Originally Posted by kovidgoyal
Thanks for the tip. However, with the given regular expression, I got an error message looks as follows.
D:\My_Documents\Download - Files\00>web2lrf -u "https://www.mobileread.com/forums
/printthread.php?t=19142&pp=40" default -r 1 -t "Reading" -a "Mobileread" --link
-levels=1 --ignore-tables --match-regexp printthread\S+page=\d+
Traceback (most recent call last):
File "convert_from.py", line 194, in <module>
File "convert_from.py", line 188, in main
File "convert_from.py", line 165, in process_profile
WindowsError: [Error 123] The filename, directory name, or volume label syntax i
s incorrect: ''
I am not familiar with HTML but the problem seems to occur since one of the link from the original url is identical to the url itself.

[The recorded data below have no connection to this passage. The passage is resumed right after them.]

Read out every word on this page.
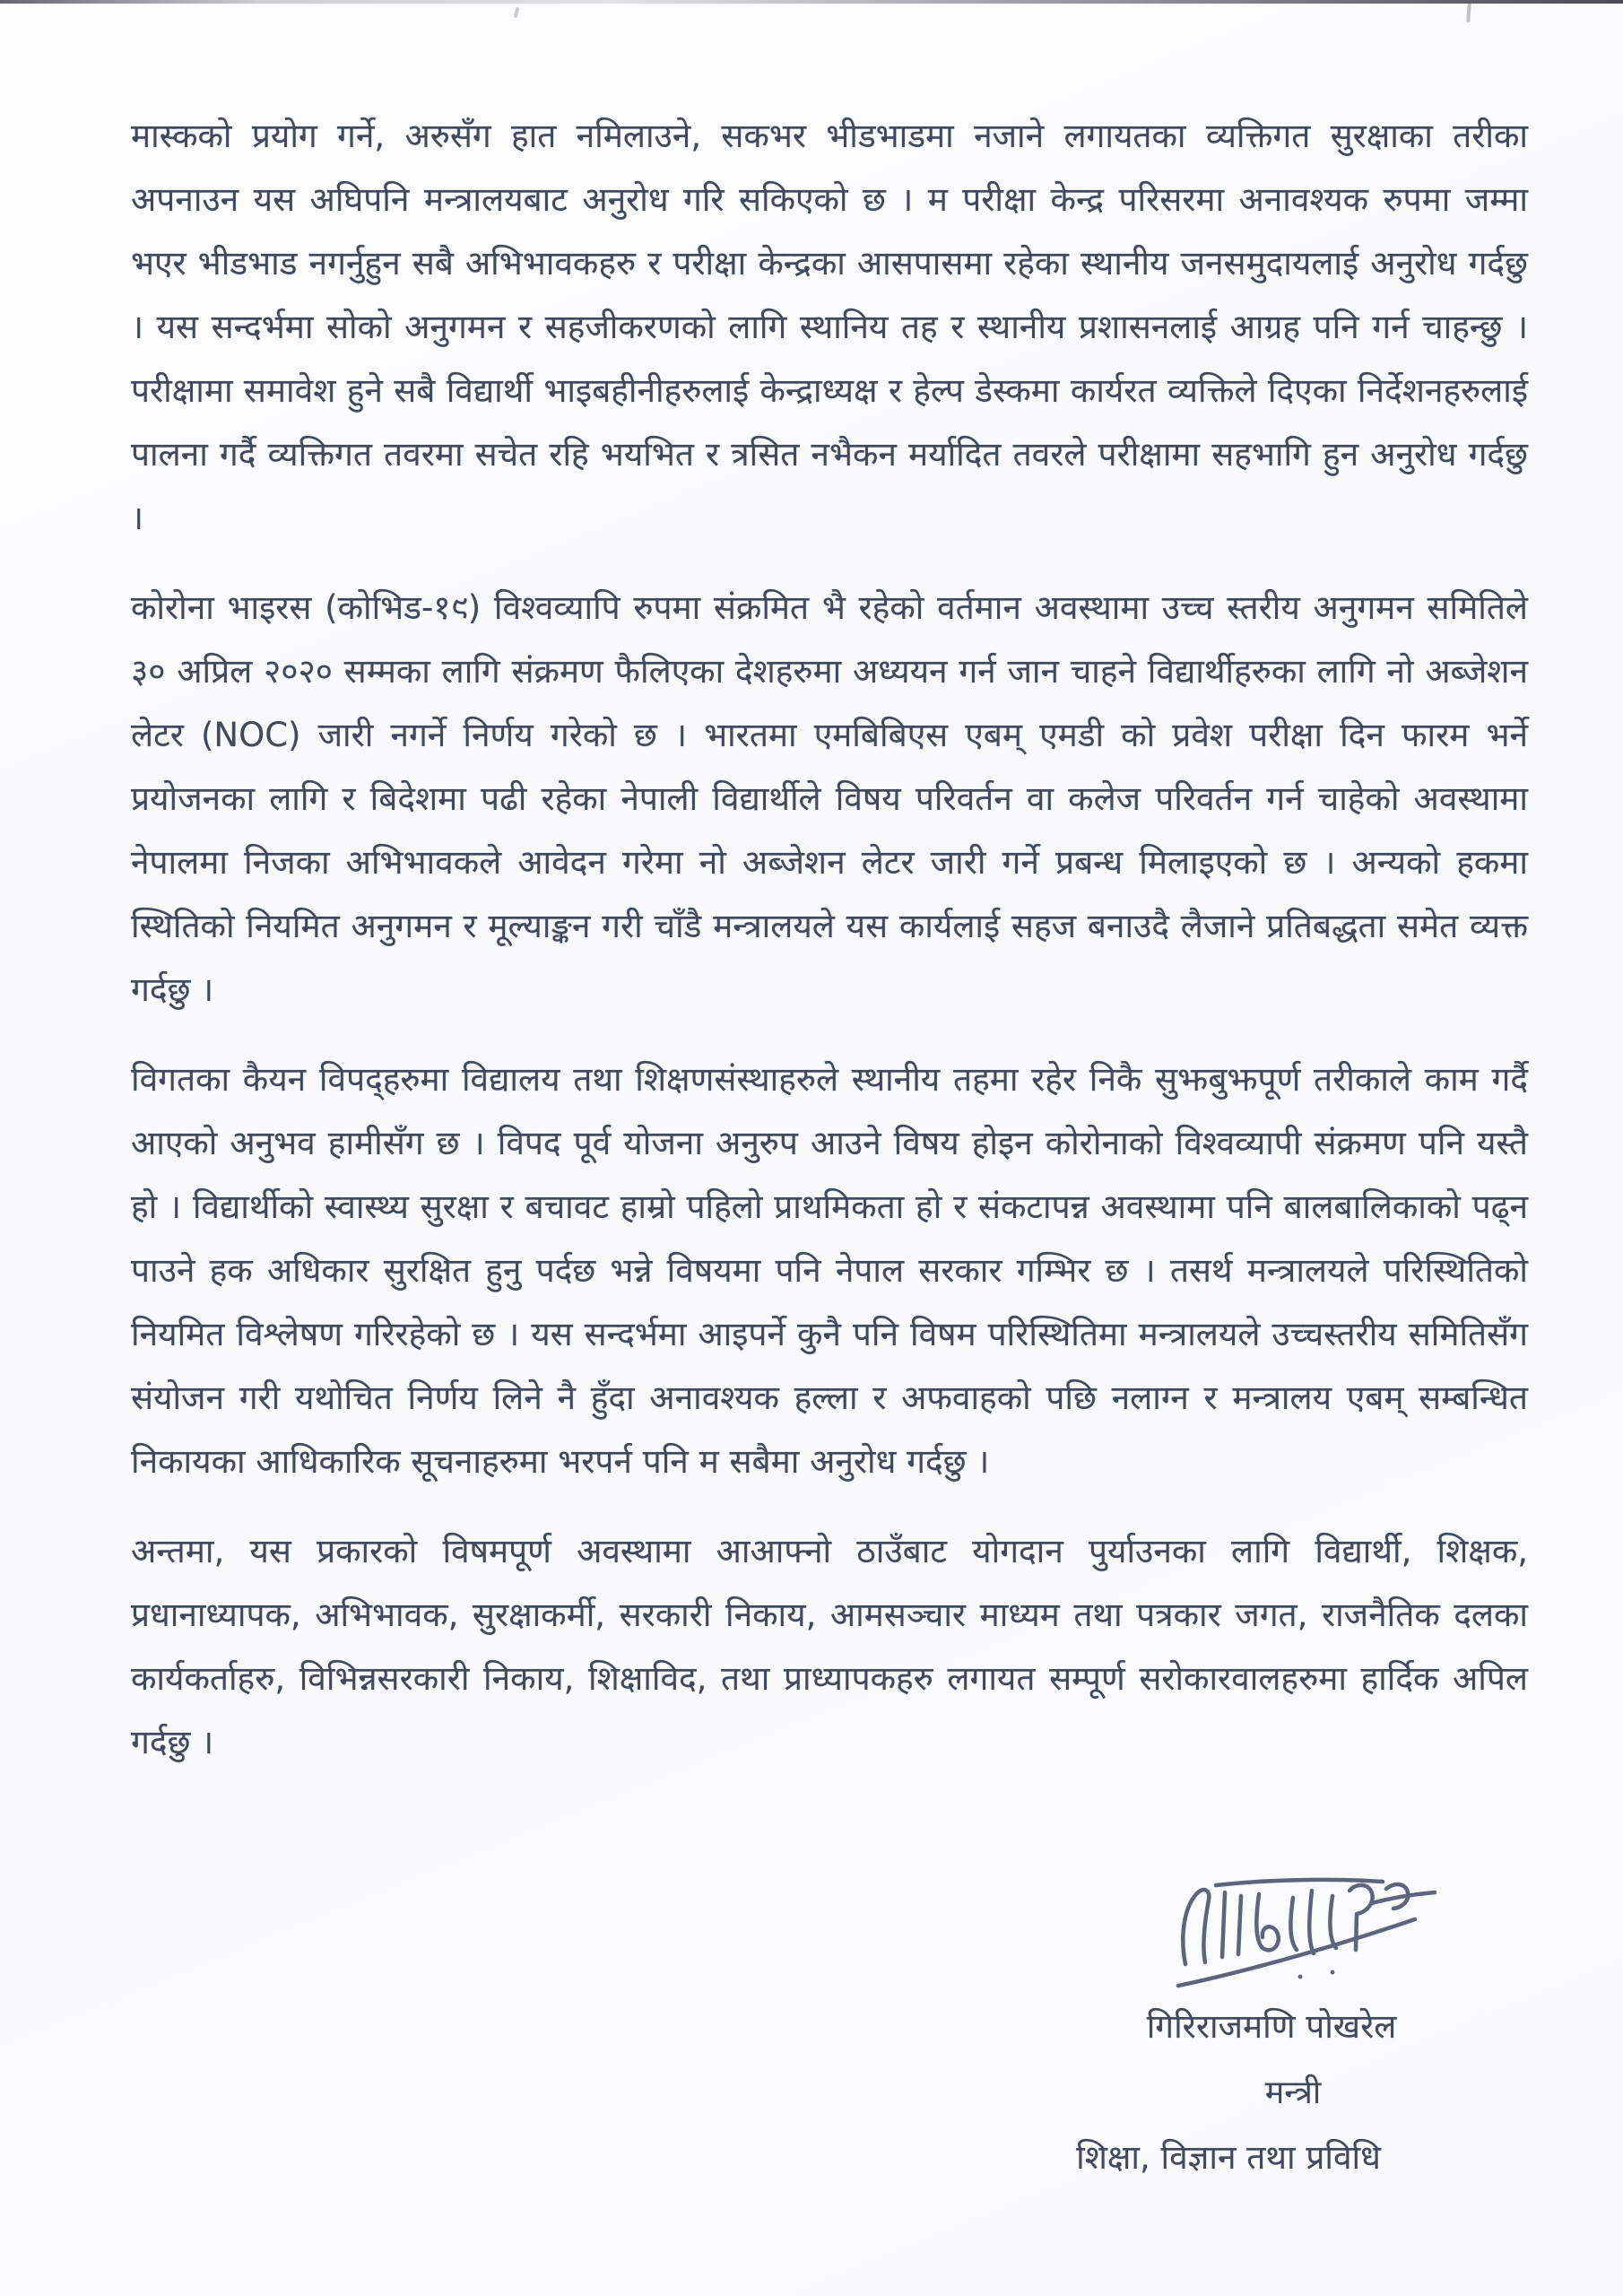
मास्कको प्रयोग गर्ने, अरुसँग हात नमिलाउने, सकभर भीडभाडमा नजाने लगायतका व्यक्तिगत सुरक्षाका तरीका अपनाउन यस अघिपनि मन्त्रालयबाट अनुरोध गरि सकिएको छ । म परीक्षा केन्द्र परिसरमा अनावश्यक रुपमा जम्मा भएर भीडभाड नगर्नुहुन सबै अभिभावकहरु र परीक्षा केन्द्रका आसपासमा रहेका स्थानीय जनसमुदायलाई अनुरोध गर्दछु । यस सन्दर्भमा सोको अनुगमन र सहजीकरणको लागि स्थानिय तह र स्थानीय प्रशासनलाई आग्रह पनि गर्न चाहन्छु । परीक्षामा समावेश हुने सबै विद्यार्थी भाइबहीनीहरुलाई केन्द्राध्यक्ष र हेल्प डेस्कमा कार्यरत व्यक्तिले दिएका निर्देशनहरुलाई पालना गर्दै व्यक्तिगत तवरमा सचेत रहि भयभित र त्रसित नभैकन मर्यादित तवरले परीक्षामा सहभागि हुन अनुरोध गर्दछु ।

कोरोना भाइरस (कोभिड-१९) विश्वव्यापि रुपमा संक्रमित भै रहेको वर्तमान अवस्थामा उच्च स्तरीय अनुगमन समितिले ३० अप्रिल २०२० सम्मका लागि संक्रमण फैलिएका देशहरुमा अध्ययन गर्न जान चाहने विद्यार्थीहरुका लागि नो अब्जेशन लेटर (NOC) जारी नगर्ने निर्णय गरेको छ । भारतमा एमबिबिएस एबम् एमडी को प्रवेश परीक्षा दिन फारम भर्ने प्रयोजनका लागि र बिदेशमा पढी रहेका नेपाली विद्यार्थीले विषय परिवर्तन वा कलेज परिवर्तन गर्न चाहेको अवस्थामा नेपालमा निजका अभिभावकले आवेदन गरेमा नो अब्जेशन लेटर जारी गर्ने प्रबन्ध मिलाइएको छ । अन्यको हकमा स्थितिको नियमित अनुगमन र मूल्याङ्कन गरी चाँडै मन्त्रालयले यस कार्यलाई सहज बनाउदै लैजाने प्रतिबद्धता समेत व्यक्त गर्दछु ।

विगतका कैयन विपद्हरुमा विद्यालय तथा शिक्षणसंस्थाहरुले स्थानीय तहमा रहेर निकै सुझबुझपूर्ण तरीकाले काम गर्दै आएको अनुभव हामीसँग छ । विपद पूर्व योजना अनुरुप आउने विषय होइन कोरोनाको विश्वव्यापी संक्रमण पनि यस्तै हो । विद्यार्थीको स्वास्थ्य सुरक्षा र बचावट हाम्रो पहिलो प्राथमिकता हो र संकटापन्न अवस्थामा पनि बालबालिकाको पढ्न पाउने हक अधिकार सुरक्षित हुनु पर्दछ भन्ने विषयमा पनि नेपाल सरकार गम्भिर छ । तसर्थ मन्त्रालयले परिस्थितिको नियमित विश्लेषण गरिरहेको छ । यस सन्दर्भमा आइपर्ने कुनै पनि विषम परिस्थितिमा मन्त्रालयले उच्चस्तरीय समितिसँग संयोजन गरी यथोचित निर्णय लिने नै हुँदा अनावश्यक हल्ला र अफवाहको पछि नलाग्न र मन्त्रालय एबम् सम्बन्धित निकायका आधिकारिक सूचनाहरुमा भरपर्न पनि म सबैमा अनुरोध गर्दछु ।

अन्तमा, यस प्रकारको विषमपूर्ण अवस्थामा आआफ्नो ठाउँबाट योगदान पुर्याउनका लागि विद्यार्थी, शिक्षक, प्रधानाध्यापक, अभिभावक, सुरक्षाकर्मी, सरकारी निकाय, आमसञ्चार माध्यम तथा पत्रकार जगत, राजनैतिक दलका कार्यकर्ताहरु, विभिन्नसरकारी निकाय, शिक्षाविद, तथा प्राध्यापकहरु लगायत सम्पूर्ण सरोकारवालहरुमा हार्दिक अपिल गर्दछु ।

गिरिराजमणि पोखरेल
मन्त्री
शिक्षा, विज्ञान तथा प्रविधि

Using the example above, let me denote the original link as A and the links from the original url as B~F.
A. original URL: https://www.mobileread.com/forums/pri...?t=19142&pp=40
B. href="printthread.php?t=19142&pp=40&page=2 "
C. href="printthread.php?t=19142&pp=40&page=3 "
D. href="printthread.php?t=19142&pp=40&page=4 "
E. href="printthread.php?t=19142&pp=40&page=5 "
The problem is F is identical to A. The regular expression seems to remove both A and F leading to the error message.
For now, I decided to use the following command.
web2lrf -u "https://www.mobileread.com/forums/printthread.php?t=19142&pp=40" default -r 1 -t "Reading" -a "Mobileread" --link-levels=1 --ignore-tables --match-regexp="printthread"
It gives me A-B-C-D-E-F(=A) rather than A-B-C-D-E, but I can read up to E and stop there. Since the file is an electronic one, there is no wasted paper anyway.
Again, thanks for your help and providing wonderful program to users.